Premiering at venues including the BFI Southbank and screenings associated with Imperial War Museum exhibitions, the film was distributed theatrically by Warner Bros. and broadcast by the BBC. It appeared in festivals and commemorative programs tied to institutions like the Cannes Film Festival (special screenings), Sundance Film Festival (retrospectives), and national remembrance events across United Kingdom, Australia, Canada, and New Zealand. Critics from publications tied to outlets such as The Guardian, The New York Times, The Telegraph, The Times (London), The Independent, and Variety praised the film's visceral immediacy and technical achievement. The film received awards consideration from bodies including the BAFTA, the Academy of Motion Picture Arts and Sciences, and industry guilds like the Visual Effects Society.

Historical Accuracy and Criticism

Scholars from universities including King's College London, University of Birmingham, University of Glasgow, and Queen Mary University of London engaged with the film's methodology, commending the faithful presentation of material culture—uniforms, insignia, and equipment cataloged by historians at the National Army Museum and the Imperial War Museum—while critiquing aspects of interpretation regarding strategic context associated with commanders like Douglas Haig and campaign narratives involving the British Expeditionary Force.
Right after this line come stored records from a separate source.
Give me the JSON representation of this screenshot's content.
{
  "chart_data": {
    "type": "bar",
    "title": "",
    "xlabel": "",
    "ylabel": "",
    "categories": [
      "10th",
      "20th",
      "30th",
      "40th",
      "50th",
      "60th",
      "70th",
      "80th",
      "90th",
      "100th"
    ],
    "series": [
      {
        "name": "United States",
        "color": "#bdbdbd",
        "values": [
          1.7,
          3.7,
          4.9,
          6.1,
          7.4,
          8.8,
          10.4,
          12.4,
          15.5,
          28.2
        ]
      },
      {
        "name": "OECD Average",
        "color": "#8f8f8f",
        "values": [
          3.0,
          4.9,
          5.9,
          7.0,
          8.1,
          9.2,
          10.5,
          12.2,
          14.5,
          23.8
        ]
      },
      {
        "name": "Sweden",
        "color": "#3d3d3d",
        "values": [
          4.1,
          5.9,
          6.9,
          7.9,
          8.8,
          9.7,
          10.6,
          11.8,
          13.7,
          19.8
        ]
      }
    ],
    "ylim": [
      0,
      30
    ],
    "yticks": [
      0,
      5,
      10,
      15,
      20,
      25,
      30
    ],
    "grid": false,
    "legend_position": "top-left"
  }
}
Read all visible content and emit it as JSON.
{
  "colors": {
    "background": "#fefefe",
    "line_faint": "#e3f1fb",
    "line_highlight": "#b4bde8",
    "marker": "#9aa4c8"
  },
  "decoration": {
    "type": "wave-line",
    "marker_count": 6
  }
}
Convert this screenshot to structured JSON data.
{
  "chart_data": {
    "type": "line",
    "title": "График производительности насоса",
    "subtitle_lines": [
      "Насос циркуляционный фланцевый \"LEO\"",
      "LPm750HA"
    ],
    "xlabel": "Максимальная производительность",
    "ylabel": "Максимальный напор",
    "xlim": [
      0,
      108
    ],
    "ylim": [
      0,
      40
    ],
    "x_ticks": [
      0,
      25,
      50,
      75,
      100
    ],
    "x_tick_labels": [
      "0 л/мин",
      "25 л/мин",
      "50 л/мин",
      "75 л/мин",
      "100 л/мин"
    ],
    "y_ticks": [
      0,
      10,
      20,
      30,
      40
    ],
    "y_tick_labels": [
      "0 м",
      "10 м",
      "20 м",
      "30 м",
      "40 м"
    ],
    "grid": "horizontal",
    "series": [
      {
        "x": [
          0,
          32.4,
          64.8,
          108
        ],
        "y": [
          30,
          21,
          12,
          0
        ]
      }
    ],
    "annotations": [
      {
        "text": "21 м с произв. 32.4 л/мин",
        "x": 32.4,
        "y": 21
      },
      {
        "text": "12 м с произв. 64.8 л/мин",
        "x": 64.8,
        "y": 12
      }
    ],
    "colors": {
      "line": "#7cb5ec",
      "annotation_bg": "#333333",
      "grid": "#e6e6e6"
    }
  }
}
Historians such as Gary Sheffield and archivists from the Commonwealth War Graves Commission debated the ethical implications of colorizing archival footage and the editorial choices that emphasize soldier experience over high-level diplomatic and political contexts involving treaties like the Treaty of Versailles and negotiations at Paris Peace Conference. Military historians referencing works by John Keegan, Christopher Clark, Max Hastings, and Annika Mombauer questioned whether the film's immersive techniques risked aestheticizing trauma recorded in testimonies archived by the BBC and the Imperial War Museum. Curators and ethicists from institutions such as the Wellcome Trust and Humanities Research Council contributed to broader discussion on preservation, representation, and public history practice.